Al68 said:
As is obvious to the last two posters, we are talking about two different things. That's what "bait and switch" means.
Do cut the garbage, please: Stop throwing loaded terms like "bait and switch" around.
We are discussing different things. You don't care about precedence; I do. My rationale for caring about precedence is simple: Precedence is the heart and soul of our common law system. As Gokul said am "only concerned about the correct legal interpretation, for which the decisions of the courts are paramount." You appear to be arguing that we should move toward a European civil law system.
To caricaturize the two systems, in civil law almost all cases are unique while in common law almost all cases are carbon copies of some other case. In civil law each case has its own extenuating circumstances, its own subtleties. Judges in civil law have to pay attention to these unique details. In common law each case is in some way similar to some other previously decided cases. Judges in common law have to pay attention to that historical precedence.
Common law requires that one look for the commonality with settled law. In this case, the settled law is very clear, as is the rationale for that settled law. In the bad old days of the 1800s almost every government job was a political appointment. Back then, if you wanted to be a garbage collector you needed to find the government employee in charge of hiring garbage collectors and pay the appropriate bribe. That person filtered a share of those bribes up. The people at the top became very, very rich. Google "Boss Tweed" for the prototypical example of patronage gone wild in the 19th century.
Civil servant reform ended all of that. The Hatch Act placed even more restrictions on what government employees cannot do but at the same time placed restrictions on what civil servants are allowed to do (and cannot be fired for doing).

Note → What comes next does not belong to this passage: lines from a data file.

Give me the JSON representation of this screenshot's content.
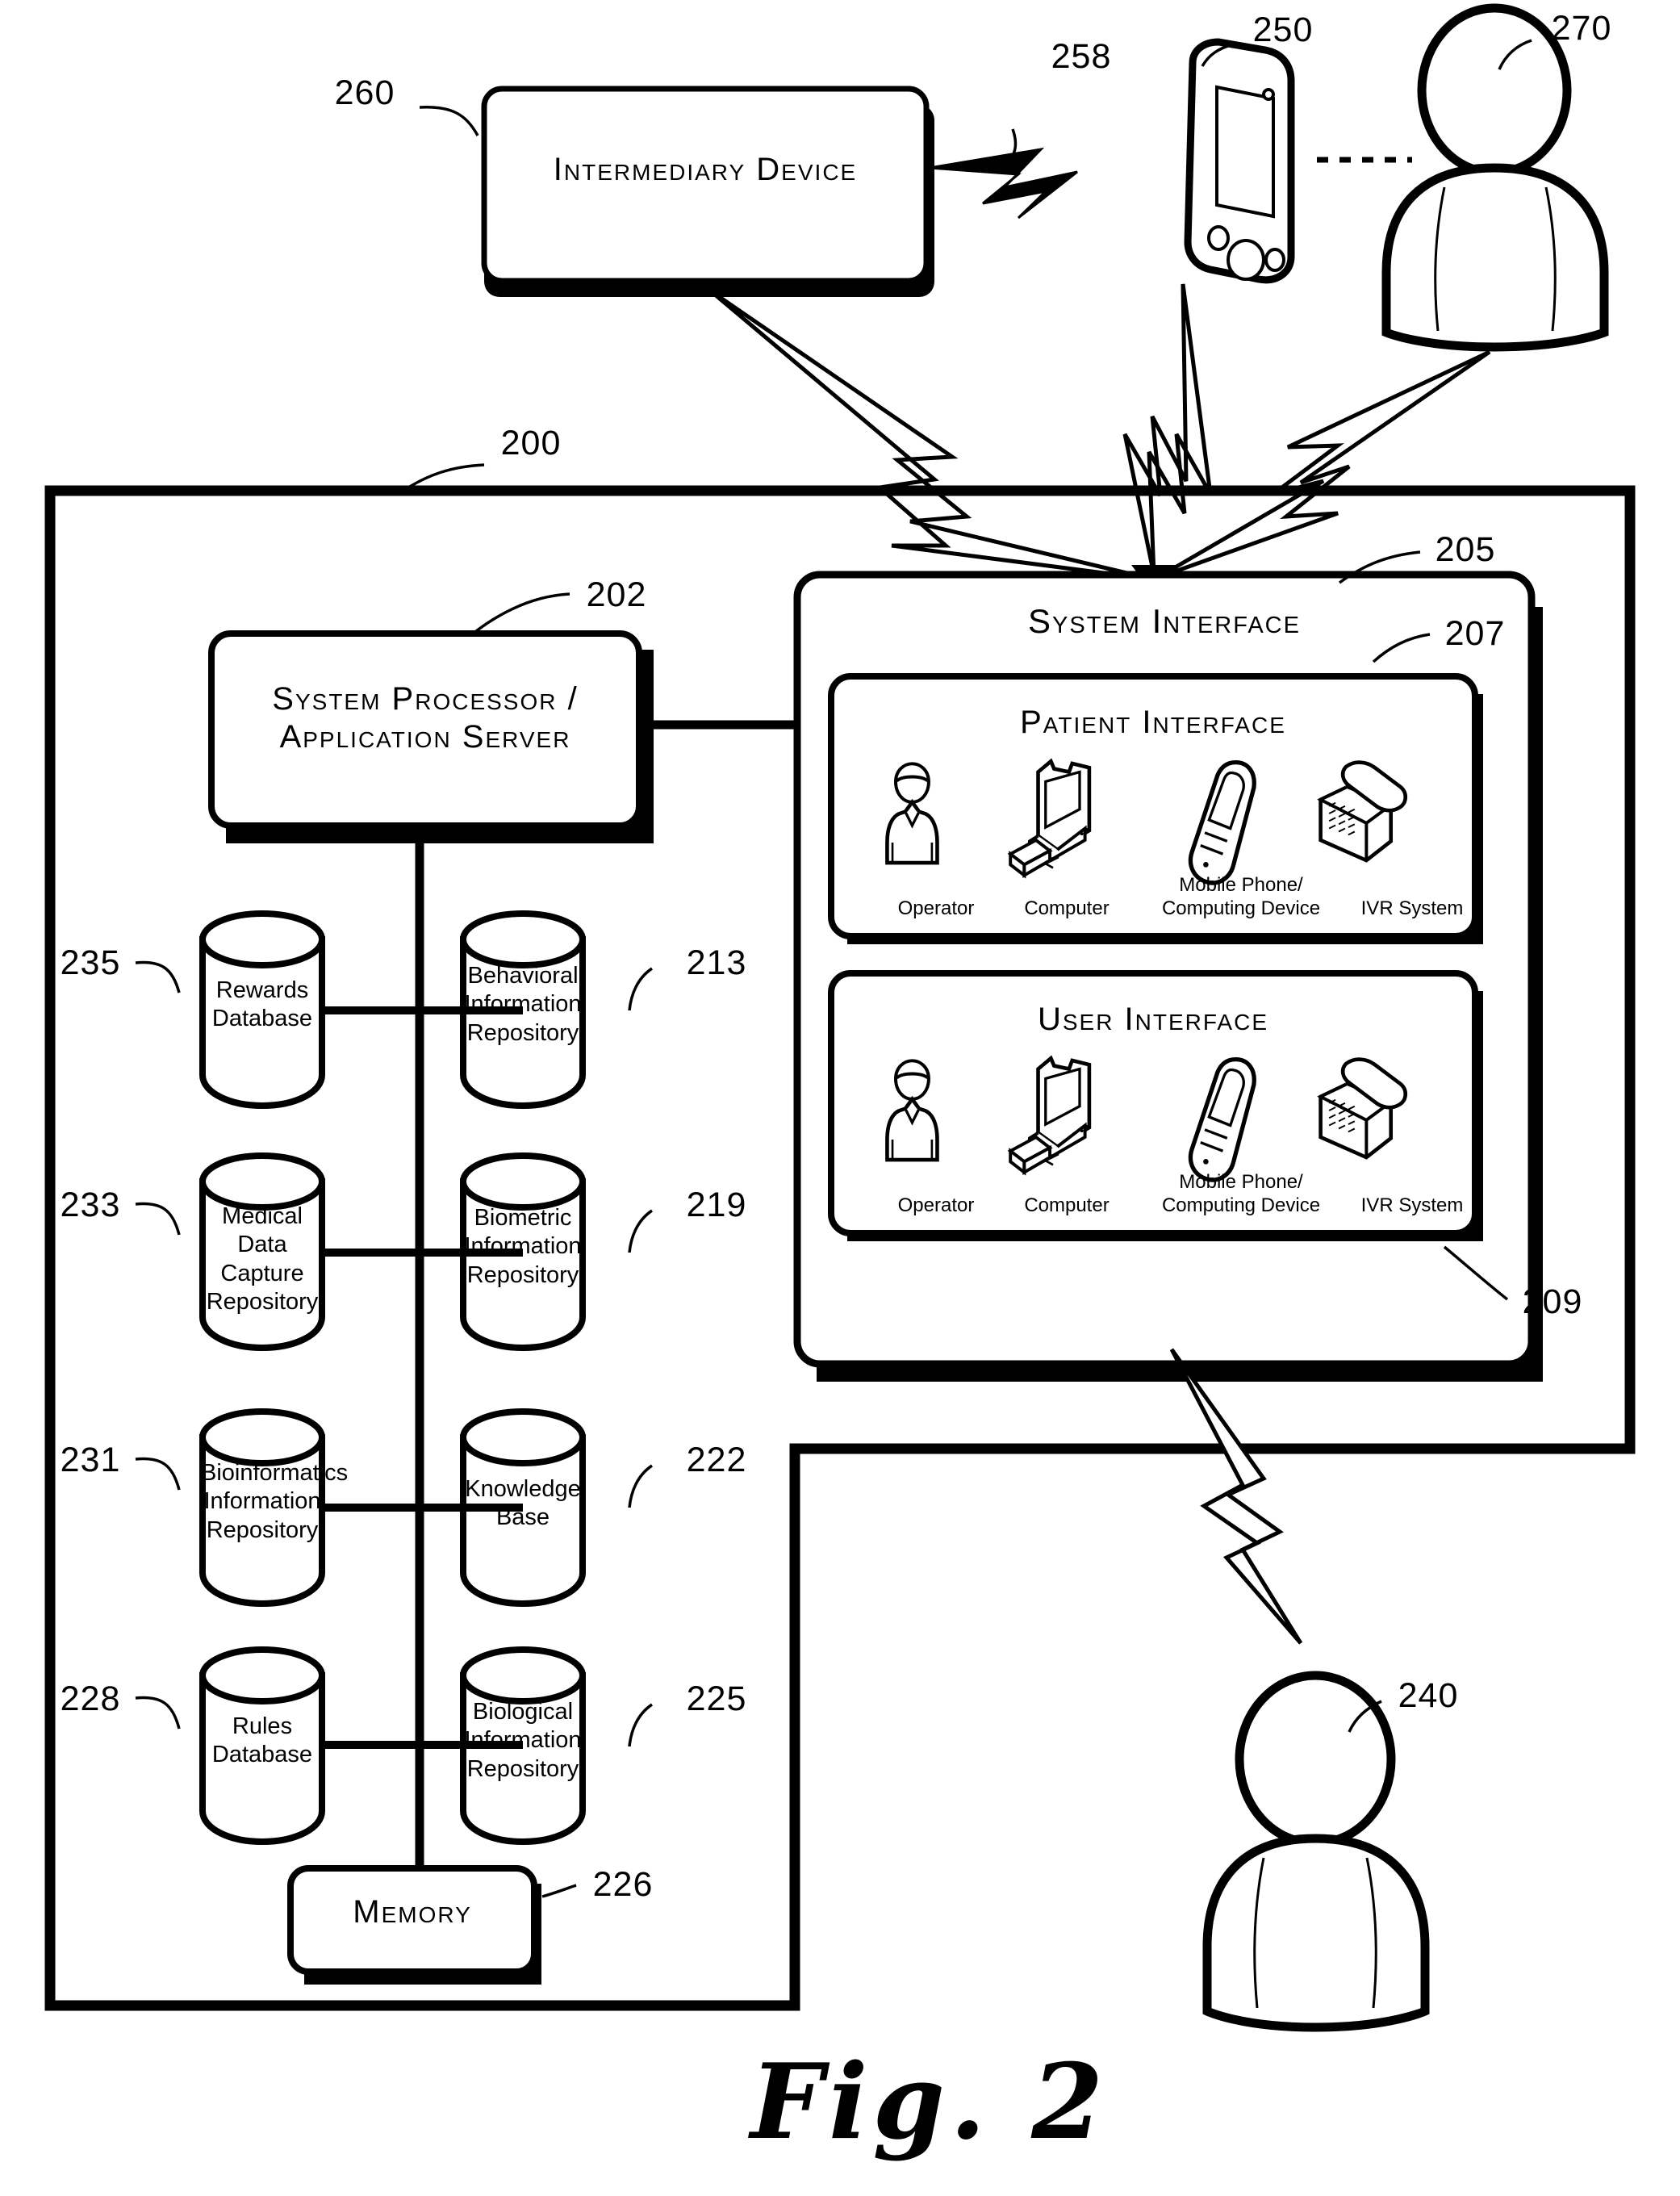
{
  "figure": {
    "caption": "Fig. 2"
  },
  "blocks": {
    "intermediary_device": {
      "label": "Intermediary Device",
      "ref": "260"
    },
    "system_processor": {
      "label": "System Processor /\nApplication Server",
      "ref": "202"
    },
    "memory": {
      "label": "Memory",
      "ref": "226"
    },
    "system_boundary": {
      "ref": "200"
    },
    "system_interface": {
      "label": "System Interface",
      "ref": "205"
    },
    "patient_interface": {
      "label": "Patient Interface",
      "ref": "207"
    },
    "user_interface": {
      "label": "User Interface",
      "ref": "209"
    }
  },
  "actors": {
    "mobile_device": {
      "ref": "250"
    },
    "person_top": {
      "ref": "270"
    },
    "person_bottom": {
      "ref": "240"
    },
    "wireless_link": {
      "ref": "258"
    }
  },
  "databases": [
    {
      "label": "Rewards\nDatabase",
      "ref": "235",
      "ref_side": "left"
    },
    {
      "label": "Behavioral\nInformation\nRepository",
      "ref": "213",
      "ref_side": "right"
    },
    {
      "label": "Medical Data\nCapture\nRepository",
      "ref": "233",
      "ref_side": "left"
    },
    {
      "label": "Biometric\nInformation\nRepository",
      "ref": "219",
      "ref_side": "right"
    },
    {
      "label": "Bioinformatics\nInformation\nRepository",
      "ref": "231",
      "ref_side": "left"
    },
    {
      "label": "Knowledge\nBase",
      "ref": "222",
      "ref_side": "right"
    },
    {
      "label": "Rules\nDatabase",
      "ref": "228",
      "ref_side": "left"
    },
    {
      "label": "Biological\nInformation\nRepository",
      "ref": "225",
      "ref_side": "right"
    }
  ],
  "interface_devices": [
    {
      "icon": "operator-person-icon",
      "label": "Operator"
    },
    {
      "icon": "desktop-computer-icon",
      "label": "Computer"
    },
    {
      "icon": "mobile-phone-icon",
      "label": "Mobile Phone/\nComputing Device"
    },
    {
      "icon": "desk-telephone-icon",
      "label": "IVR System"
    }
  ],
  "colors": {
    "ink": "#000000",
    "paper": "#ffffff"
  }
}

Topmost amongst those protected activities is the ability to "express his or her opinion privately and publicly on political subjects" (Hatch Act, Sec. 734.203).

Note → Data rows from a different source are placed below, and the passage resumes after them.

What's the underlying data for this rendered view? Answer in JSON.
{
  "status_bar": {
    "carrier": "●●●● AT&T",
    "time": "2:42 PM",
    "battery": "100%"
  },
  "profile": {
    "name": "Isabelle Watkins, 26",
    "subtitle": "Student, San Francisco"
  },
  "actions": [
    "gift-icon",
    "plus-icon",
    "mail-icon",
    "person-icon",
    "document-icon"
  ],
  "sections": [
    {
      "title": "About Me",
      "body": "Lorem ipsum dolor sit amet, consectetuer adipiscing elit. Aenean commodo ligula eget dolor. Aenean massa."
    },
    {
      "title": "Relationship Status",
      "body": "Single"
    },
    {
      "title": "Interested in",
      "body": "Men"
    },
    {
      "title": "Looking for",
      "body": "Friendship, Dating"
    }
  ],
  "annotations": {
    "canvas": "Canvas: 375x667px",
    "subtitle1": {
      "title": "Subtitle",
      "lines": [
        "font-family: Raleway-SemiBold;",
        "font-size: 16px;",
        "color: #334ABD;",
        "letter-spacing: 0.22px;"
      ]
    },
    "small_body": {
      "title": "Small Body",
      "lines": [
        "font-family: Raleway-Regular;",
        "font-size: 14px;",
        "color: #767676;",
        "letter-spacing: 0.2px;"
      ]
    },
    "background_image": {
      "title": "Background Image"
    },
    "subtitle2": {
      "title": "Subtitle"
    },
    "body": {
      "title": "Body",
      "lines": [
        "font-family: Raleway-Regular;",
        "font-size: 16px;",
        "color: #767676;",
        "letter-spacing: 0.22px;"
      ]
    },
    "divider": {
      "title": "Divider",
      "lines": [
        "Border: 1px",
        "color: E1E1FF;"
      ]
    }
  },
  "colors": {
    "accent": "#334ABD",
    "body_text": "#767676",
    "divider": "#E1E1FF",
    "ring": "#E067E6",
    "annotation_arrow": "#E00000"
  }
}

The same concepts percolate down to state, county, and local governments. The Michigan state employee's code of conduct is for the most part statements regarding what a state employee cannot do. The one exception to this list of "cannots", things that can get someone fired) is a statement regarding a protected behavior, a "cannot" that restricts the state (source: http://courts.michigan.gov/mji/resources/ModelCodeOfConduct.pdf):
I am free to participate in political activities during non-working hours as long as such activity does not use or appear to use my position or court in connection with such activities.
So what does this have to do with Shirvell? He was participating in political activities. The law doesn't say that the political activities have to be about important politics. It just says "political activities." What the courts deem to be political activities is a very, very, very broad topic. Writing a letter to the editor of your local tiny newspaper is, or can be, a political activity in the eyes of the courts. So can writing a blog.